Mlliyet Milliyet Blog Milliyet Blog
 
Facebook Connect
Blog Kategorileri
 

16 Temmuz '09

 
Kategori
İnançlar
 

Kader 6. bölüm

Çünkü İnsan kaderini kendi aklı ile yazar. Yani kul, kaderini aklını kullanma yeteneği ölçüsünde kendi iradesiyle oluşturup yaşadığı bu hayatı güzelleştirerek yaşayabilir. Bu çerçevede oluşacak kaderlerin oluşum çoğunluğu kendi aklî irademize bağlı olduğundan sonuç olumlu yada olumsuz (iyi – kötü şeklinde de) olabilir.

Hani bazen kendi kendimize söylenip dururken deriz ya! Yine kör şeytana uyup cahilce hata ettik.

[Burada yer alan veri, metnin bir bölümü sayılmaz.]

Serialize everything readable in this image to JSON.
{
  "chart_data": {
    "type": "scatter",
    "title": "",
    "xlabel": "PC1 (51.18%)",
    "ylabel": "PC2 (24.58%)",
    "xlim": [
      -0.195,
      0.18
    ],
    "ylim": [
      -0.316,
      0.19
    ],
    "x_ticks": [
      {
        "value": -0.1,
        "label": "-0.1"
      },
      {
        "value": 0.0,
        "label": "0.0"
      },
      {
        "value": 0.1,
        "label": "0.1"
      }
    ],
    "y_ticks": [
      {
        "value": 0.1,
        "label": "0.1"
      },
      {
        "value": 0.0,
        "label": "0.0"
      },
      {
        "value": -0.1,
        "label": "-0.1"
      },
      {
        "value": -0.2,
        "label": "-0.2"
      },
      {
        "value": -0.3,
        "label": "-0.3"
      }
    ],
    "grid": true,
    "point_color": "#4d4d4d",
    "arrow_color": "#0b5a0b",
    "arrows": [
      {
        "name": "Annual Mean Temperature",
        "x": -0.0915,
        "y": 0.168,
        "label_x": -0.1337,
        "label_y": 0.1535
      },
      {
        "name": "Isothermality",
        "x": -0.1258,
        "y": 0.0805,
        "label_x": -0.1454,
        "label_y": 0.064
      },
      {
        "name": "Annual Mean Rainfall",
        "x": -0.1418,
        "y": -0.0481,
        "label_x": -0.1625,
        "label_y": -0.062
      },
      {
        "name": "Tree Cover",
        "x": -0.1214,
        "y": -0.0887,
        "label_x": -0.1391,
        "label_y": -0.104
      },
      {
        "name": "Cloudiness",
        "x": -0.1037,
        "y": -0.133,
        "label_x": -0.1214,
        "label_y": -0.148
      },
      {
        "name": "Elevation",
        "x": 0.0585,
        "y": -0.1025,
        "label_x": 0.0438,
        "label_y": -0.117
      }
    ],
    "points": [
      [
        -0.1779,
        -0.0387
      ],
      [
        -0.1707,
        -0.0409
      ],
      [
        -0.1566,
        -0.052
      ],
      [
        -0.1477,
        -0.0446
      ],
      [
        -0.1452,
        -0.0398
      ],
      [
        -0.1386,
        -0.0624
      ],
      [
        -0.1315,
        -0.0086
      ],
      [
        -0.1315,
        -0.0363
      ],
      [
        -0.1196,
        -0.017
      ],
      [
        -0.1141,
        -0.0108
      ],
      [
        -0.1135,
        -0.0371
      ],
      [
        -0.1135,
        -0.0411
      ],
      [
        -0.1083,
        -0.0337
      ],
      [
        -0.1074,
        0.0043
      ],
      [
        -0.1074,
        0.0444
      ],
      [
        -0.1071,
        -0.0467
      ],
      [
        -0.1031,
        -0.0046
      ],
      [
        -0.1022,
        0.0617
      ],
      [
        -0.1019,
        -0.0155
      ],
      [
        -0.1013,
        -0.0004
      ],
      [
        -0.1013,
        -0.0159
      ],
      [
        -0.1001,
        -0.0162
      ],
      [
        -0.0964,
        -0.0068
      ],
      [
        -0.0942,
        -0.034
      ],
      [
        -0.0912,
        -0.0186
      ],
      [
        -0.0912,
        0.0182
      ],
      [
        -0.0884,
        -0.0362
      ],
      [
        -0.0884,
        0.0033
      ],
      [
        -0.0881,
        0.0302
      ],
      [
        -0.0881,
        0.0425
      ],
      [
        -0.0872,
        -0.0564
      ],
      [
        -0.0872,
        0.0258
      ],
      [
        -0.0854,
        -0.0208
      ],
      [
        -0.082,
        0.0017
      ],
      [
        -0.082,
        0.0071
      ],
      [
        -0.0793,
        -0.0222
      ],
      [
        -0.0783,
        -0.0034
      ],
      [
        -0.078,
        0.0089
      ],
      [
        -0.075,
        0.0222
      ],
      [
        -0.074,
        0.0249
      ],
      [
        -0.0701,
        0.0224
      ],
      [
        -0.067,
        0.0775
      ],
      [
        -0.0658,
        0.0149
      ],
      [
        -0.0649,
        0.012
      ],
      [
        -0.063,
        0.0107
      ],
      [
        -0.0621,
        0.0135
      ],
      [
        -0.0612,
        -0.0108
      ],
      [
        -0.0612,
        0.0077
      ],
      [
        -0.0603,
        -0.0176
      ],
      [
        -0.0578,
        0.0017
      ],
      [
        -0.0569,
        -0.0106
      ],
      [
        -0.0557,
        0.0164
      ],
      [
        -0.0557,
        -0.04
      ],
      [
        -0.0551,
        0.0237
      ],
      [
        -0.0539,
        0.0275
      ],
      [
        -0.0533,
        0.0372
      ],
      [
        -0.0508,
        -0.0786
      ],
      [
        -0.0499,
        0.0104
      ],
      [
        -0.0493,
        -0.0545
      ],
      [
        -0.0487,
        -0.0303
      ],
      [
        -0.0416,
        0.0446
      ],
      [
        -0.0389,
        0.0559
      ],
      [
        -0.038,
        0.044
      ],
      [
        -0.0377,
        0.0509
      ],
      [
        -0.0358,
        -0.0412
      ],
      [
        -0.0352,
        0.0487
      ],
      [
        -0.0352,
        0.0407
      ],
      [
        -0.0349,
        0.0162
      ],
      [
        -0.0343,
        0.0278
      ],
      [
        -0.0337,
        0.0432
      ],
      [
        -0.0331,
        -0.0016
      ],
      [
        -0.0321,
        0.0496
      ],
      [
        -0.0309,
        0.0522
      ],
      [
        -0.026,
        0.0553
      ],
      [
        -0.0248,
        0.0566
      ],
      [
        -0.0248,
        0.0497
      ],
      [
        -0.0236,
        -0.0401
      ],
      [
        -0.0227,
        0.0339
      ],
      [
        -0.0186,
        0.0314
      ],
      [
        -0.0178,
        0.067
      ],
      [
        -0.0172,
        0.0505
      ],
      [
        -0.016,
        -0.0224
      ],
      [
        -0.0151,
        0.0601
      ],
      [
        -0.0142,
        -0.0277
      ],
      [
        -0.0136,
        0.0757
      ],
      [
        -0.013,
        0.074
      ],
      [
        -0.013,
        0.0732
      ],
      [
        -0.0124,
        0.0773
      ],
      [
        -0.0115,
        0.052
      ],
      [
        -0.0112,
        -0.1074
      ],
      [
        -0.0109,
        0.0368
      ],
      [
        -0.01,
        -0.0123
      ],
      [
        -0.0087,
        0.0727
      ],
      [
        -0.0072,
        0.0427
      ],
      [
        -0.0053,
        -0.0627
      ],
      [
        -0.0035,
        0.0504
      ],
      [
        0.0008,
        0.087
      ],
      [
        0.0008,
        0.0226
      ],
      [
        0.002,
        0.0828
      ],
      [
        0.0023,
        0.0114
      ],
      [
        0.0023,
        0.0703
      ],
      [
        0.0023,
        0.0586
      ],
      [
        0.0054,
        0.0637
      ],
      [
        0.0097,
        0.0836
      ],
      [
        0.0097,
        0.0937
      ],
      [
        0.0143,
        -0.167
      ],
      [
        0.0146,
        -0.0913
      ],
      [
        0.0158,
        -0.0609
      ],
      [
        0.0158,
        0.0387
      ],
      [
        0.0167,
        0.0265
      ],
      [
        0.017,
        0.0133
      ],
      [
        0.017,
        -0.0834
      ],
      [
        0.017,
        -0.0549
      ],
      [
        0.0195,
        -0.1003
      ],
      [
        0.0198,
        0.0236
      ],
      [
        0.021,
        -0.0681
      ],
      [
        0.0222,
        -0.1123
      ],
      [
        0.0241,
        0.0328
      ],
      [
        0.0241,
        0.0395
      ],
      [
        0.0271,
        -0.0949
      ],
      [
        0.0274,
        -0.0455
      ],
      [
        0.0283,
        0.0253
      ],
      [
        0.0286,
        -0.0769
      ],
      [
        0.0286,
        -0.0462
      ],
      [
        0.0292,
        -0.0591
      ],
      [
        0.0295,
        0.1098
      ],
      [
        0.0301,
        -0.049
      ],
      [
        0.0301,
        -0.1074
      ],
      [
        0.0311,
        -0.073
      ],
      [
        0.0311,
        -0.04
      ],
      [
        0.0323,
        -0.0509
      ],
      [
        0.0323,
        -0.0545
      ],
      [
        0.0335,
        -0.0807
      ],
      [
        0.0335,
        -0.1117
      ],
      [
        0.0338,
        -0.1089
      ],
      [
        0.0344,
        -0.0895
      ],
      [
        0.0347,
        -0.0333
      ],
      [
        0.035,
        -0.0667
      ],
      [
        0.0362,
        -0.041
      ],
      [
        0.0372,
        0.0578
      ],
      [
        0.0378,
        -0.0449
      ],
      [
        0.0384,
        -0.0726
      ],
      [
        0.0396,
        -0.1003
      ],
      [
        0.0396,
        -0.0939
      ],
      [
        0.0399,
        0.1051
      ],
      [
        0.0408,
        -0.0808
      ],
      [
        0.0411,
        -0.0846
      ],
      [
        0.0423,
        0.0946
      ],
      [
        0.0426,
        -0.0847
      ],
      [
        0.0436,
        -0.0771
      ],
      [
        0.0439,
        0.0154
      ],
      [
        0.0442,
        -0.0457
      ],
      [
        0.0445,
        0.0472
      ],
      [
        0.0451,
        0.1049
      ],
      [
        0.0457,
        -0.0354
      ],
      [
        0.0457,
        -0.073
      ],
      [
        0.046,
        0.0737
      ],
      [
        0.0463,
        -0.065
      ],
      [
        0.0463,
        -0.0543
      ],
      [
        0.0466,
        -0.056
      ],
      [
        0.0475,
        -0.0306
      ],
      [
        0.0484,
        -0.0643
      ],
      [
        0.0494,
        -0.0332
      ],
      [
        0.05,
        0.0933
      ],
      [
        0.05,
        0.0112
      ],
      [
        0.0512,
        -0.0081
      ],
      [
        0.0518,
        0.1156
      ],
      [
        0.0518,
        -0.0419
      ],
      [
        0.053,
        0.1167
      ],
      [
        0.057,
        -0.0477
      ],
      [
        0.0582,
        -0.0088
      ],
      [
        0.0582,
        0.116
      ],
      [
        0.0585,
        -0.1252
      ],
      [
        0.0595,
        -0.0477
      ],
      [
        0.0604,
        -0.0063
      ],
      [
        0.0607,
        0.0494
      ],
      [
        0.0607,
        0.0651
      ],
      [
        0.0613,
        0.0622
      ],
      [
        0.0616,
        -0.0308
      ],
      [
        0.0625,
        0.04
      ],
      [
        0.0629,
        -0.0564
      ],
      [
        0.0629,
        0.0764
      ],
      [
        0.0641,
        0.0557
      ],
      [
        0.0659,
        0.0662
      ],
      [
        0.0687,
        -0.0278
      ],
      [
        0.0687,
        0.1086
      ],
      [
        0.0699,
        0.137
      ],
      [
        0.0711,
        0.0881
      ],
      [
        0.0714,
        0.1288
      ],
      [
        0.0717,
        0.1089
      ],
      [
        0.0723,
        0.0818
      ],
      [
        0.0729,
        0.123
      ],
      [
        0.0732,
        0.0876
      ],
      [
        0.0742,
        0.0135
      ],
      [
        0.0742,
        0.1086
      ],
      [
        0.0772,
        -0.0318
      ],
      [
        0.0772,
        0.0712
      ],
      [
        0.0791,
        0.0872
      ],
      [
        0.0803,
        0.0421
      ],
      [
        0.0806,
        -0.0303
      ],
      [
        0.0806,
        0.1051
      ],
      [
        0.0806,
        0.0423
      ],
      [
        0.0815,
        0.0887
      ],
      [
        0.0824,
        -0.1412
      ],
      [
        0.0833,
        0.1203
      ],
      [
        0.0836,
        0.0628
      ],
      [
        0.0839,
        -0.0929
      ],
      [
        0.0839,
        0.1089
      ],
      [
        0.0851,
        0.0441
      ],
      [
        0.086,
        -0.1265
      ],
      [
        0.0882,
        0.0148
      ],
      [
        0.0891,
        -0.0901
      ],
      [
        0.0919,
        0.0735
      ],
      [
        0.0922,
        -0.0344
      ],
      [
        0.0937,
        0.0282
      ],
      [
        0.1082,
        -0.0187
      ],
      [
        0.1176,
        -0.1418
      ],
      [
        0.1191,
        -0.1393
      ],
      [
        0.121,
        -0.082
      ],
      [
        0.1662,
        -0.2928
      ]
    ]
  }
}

Yada bu gün şansımız yaver gitti güzel bir iş yaptık. İşte kader denilen şey, bazen bu iki örnekte olduğu gibi bir şey.

Bazen kader, sonradan pişmanlığın fayda etmeyeceği bir anlık bir şeyde olabilir. Artık iş işten geçmiştir. Yapılacak hiçbir şey yoktur. Keşkeler hiçbir işe yaramaz. Çünkü zaman dilimi geçmiştir. Keşkeleri eksek de artık ürün vermez. Bu yapılan hatanın bedelini er yada geç ödemek zorundayız. Artık yapılan hatadan geri dönüş olmadığı için ödeyeceğimiz bedel de bizim hayatımız içinde yaşanılan kaderimiz olacaktır.

Bu nedenle aldığınız her karardan Önce, (kendinize, sonra yakınlık sırasına göre dünyadaki bütün insanlara ve Allah’a karşı sorumlu olduğunuzu hiçbir zaman akıldan çıkarmadan yaşayınız.) dünyada yaşarken kendinize, daha sonra da Allah’a karşı verdiklerinden dolayı O’na karşı sorumlusunuz. Çünkü aldığınız her kararın sonucu er geç size ödül yada ceza olarak dönecektir. Bu da size sonunda ya mutluluk yada hüzün verecektir.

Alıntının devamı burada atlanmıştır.